I turn and rush down the hallway before he’s finished. I know what needs to be done, and I need to do it before he orders me to go to a safe house.
The safe houses are in the student handbook. There are several littered throughout the village below. It specifies in the handbook that the safe houses are only for extreme emergency situations, when huge amounts of human lives are at stake. The menagerie incident last year probably would have qualified, but there wasn’t enough time to start the evacuation. Ultimately, the safe houses are for lucky people to hide while the unlucky people die in the calamity.
A calamity that could be avoided.
Where do I find who I’m looking for? I head for the headmaster’s office. That’s where I’ve always seen him—it’s most likely that he’s there. Luckily, I don’t have to head toward the infirmary on my way to the headmaster’s office. I don’t know if I can stomach seeing any more bodies.
I burst through the door to the office, and there he is—Roland Skinner, sitting behind the headmaster’s desk, pen in hand.
“Come with me,” I say.
“Miss Black?” He looks at me with an expression of puzzlement. I walk over to him and grab his arm.
“There’s been an emergency. They didn’t exorcise the incubus. It jumped hosts. It’s killed Mason Dagher, and now it’s got its own form. Headmaster Novac is about to order everyone to evacuate to the safe houses.”
Skinner’s face pales as he stands up, and he lets me lead him out of the office and down a different corridor. “I don’t understand, Miss Black. Where are you taking me? And what do you think I can do?”
“There’s only one thing that can stop this spirit, Mr. Lawyer Man,” I tell him, dragging him determinedly behind me. I know the way. I could walk there in my sleep.
“I still don’t understand. How am I supposed to help, Miss Black?”

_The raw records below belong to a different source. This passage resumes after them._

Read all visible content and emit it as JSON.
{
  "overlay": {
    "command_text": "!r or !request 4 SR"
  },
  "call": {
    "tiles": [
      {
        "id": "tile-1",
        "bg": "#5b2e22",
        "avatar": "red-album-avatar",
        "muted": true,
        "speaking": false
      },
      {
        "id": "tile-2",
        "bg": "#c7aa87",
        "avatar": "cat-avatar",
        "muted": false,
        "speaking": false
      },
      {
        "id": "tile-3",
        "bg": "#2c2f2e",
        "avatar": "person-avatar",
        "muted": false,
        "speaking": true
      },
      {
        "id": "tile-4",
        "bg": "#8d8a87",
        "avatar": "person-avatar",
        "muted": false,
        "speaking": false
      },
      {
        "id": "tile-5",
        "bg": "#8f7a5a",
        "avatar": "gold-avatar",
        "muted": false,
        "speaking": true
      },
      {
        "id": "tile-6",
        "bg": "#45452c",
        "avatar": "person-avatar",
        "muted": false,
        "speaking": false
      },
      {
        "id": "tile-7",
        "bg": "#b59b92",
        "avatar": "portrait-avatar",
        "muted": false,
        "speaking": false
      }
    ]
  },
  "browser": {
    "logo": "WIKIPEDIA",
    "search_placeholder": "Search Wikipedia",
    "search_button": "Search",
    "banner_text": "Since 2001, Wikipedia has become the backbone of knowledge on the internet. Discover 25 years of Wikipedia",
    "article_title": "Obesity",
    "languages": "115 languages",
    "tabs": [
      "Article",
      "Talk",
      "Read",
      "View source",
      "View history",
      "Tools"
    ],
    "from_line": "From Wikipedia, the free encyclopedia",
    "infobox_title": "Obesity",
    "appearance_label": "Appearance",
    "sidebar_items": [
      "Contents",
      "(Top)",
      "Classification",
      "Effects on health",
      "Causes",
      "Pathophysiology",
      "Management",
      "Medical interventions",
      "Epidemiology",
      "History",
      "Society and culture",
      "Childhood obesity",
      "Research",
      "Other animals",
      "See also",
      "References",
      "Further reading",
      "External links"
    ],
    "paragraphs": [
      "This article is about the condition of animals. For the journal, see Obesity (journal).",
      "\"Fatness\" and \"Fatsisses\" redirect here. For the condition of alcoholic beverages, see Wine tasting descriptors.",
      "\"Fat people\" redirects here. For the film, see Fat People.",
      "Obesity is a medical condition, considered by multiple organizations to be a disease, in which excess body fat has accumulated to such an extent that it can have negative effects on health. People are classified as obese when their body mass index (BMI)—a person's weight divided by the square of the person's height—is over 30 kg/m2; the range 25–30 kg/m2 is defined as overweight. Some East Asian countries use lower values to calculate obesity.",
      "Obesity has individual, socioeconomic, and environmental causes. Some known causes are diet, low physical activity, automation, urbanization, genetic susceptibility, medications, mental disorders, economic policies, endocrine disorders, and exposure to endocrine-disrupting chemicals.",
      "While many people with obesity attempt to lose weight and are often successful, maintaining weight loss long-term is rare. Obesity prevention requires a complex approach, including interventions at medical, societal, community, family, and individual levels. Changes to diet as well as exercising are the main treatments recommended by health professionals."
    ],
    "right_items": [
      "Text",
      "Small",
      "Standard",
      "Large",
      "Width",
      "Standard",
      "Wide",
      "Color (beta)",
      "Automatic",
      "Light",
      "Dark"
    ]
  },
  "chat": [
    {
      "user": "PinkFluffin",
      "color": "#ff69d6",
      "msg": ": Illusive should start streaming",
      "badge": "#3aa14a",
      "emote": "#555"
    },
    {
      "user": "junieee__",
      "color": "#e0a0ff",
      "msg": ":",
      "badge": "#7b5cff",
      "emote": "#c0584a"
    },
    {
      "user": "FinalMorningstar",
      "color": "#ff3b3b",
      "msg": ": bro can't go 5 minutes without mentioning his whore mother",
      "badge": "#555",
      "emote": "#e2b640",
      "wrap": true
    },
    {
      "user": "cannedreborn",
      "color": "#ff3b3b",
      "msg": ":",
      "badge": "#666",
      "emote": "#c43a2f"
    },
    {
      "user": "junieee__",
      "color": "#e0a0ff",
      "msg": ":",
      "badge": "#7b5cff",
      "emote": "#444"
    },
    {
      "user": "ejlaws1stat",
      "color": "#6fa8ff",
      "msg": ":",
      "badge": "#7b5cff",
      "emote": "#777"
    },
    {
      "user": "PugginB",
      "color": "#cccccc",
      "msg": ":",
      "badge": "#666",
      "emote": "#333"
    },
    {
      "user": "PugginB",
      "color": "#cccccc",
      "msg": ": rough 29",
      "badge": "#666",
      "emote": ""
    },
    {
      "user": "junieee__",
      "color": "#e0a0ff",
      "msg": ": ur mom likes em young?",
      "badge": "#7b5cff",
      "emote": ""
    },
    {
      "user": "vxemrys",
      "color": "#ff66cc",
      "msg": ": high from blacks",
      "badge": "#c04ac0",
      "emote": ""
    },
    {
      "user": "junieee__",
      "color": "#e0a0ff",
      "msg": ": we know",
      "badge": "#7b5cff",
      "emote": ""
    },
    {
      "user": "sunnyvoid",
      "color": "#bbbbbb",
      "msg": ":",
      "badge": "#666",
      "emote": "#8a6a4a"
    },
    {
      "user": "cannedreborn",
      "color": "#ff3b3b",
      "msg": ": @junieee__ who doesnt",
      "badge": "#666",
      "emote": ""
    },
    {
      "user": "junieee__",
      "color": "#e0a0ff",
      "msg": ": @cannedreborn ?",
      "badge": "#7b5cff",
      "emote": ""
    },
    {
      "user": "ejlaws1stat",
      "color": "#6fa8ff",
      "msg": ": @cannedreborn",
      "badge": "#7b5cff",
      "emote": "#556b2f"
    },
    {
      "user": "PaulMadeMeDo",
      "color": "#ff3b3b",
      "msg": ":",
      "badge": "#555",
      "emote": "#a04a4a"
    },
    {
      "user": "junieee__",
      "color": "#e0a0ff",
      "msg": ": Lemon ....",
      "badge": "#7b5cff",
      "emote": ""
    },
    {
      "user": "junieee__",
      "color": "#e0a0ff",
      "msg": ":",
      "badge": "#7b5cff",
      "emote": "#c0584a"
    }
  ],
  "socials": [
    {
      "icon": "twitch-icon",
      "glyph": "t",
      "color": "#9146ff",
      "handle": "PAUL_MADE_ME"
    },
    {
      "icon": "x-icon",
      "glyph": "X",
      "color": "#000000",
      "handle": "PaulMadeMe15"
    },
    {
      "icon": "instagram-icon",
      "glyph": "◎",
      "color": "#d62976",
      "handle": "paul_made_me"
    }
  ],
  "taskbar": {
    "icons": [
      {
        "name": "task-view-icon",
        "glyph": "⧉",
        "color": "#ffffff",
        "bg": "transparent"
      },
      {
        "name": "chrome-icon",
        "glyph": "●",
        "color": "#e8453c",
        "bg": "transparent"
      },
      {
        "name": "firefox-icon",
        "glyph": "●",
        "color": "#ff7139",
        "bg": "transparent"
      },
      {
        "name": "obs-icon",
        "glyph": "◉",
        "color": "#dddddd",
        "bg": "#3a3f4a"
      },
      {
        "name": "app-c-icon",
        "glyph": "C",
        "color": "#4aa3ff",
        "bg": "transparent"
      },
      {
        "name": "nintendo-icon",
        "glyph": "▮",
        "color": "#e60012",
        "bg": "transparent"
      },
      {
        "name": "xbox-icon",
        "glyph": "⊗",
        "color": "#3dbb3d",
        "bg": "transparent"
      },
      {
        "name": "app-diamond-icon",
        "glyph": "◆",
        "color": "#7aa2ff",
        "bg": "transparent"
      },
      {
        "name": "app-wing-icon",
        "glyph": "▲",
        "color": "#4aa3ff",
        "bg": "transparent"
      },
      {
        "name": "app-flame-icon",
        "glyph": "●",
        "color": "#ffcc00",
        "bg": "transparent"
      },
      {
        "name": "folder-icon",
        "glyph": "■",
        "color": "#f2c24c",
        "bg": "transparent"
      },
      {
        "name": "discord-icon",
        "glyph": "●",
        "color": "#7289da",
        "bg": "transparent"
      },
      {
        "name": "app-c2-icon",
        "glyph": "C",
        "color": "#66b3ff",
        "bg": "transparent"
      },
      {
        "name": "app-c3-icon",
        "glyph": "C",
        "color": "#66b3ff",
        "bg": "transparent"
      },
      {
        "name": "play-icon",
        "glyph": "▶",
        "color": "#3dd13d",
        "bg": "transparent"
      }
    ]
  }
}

I drag him down the hallway with only one door and stop just outside it. Skinner sees where we are. He looks through the little glass window at the phylactery that sits on its pedestal inside. The eye engraved on the urn is closed—but it won’t be that way for long.
I turn to him and look him straight in the eye. “Mr. Skinner,” I say to him, snapping my fingers. His eyes slide from the window to my face. Good—I want him to look at me.
“It’s time to write a new contract, and after that …” I glance back inside through the thick paneled glass. “We’re going to release the Djinn.”